特雷西喜欢在无聊的时候,拉着牛头人鲁卡在院子里过招,西洋细剑在技巧的把控方面完胜鲁卡的大木槌,但是鲁卡却需要小心一点儿,他最近力量一直在增长,有时候控制不好力量,不小心就会将特雷西掀翻在地。
蹲在院子里修剪草坪,很想将手里的剪刀换成特雷西的那把西洋细剑,因为那样的话工作效率会提高很多。每挥动一次剪刀,空气中就会弥漫着青草的芳香,我发现自己很喜欢在这样的炎炎烈日下工作,那种挥汗如雨的感觉,真是久违了。
远远地看到安妮从街上走过来,那长长的红发随风飞扬,被风吹起时就像是燃烧的火苗,这时候我的脑海里总是浮现出一双无比温柔的红眼睛女孩儿的美丽脸庞卡特琳娜。写给琪格的信一直没有什么回音,也不知道她们在帝都过得怎么样。
竟然真是在开学之前,安妮风尘仆仆地从山城赶回来,她的那件火蜥蜴皮甲上面已经布满了伤痕,也许应该拿到制皮铺子里去好好修补一下,她背着一个非常大的背包,看起来在山城的这一段儿时间她有很多的收获。而且她的气场已经变了,我能够清晰地感觉到她身体周围浓郁的火元素。
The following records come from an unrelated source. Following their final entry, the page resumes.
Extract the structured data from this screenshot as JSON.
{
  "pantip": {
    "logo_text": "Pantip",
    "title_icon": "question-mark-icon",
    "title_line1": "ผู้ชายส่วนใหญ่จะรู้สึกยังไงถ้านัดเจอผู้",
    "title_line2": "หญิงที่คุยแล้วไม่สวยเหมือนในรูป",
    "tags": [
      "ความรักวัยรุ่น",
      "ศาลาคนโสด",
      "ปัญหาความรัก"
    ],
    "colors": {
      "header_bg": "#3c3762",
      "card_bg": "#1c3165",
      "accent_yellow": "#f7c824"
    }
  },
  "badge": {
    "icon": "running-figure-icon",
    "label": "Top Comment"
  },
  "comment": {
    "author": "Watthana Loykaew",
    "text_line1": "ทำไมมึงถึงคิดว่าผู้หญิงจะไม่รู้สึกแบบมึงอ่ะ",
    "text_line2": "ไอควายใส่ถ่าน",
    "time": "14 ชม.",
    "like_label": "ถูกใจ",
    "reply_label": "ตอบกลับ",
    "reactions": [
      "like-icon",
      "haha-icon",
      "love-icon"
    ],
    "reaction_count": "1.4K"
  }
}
安妮丰满的身段儿极为惹火,她款款向我走来的时候,浑身就像裹着一层跳动的火焰,与她迷人的身体不同,她的眼神中藏着是一种冷焰,她的眼神有很强的压迫感,总觉得她一眼能看到我的心里。
对于我在山城的不辞而别,安妮回来的时候也没有更多的埋怨,反倒是约我在她家院子里的柠檬树下坐了一会儿,并且拿出来了苏从帝都寄回来的信,与我一起分享这份淡淡地喜悦。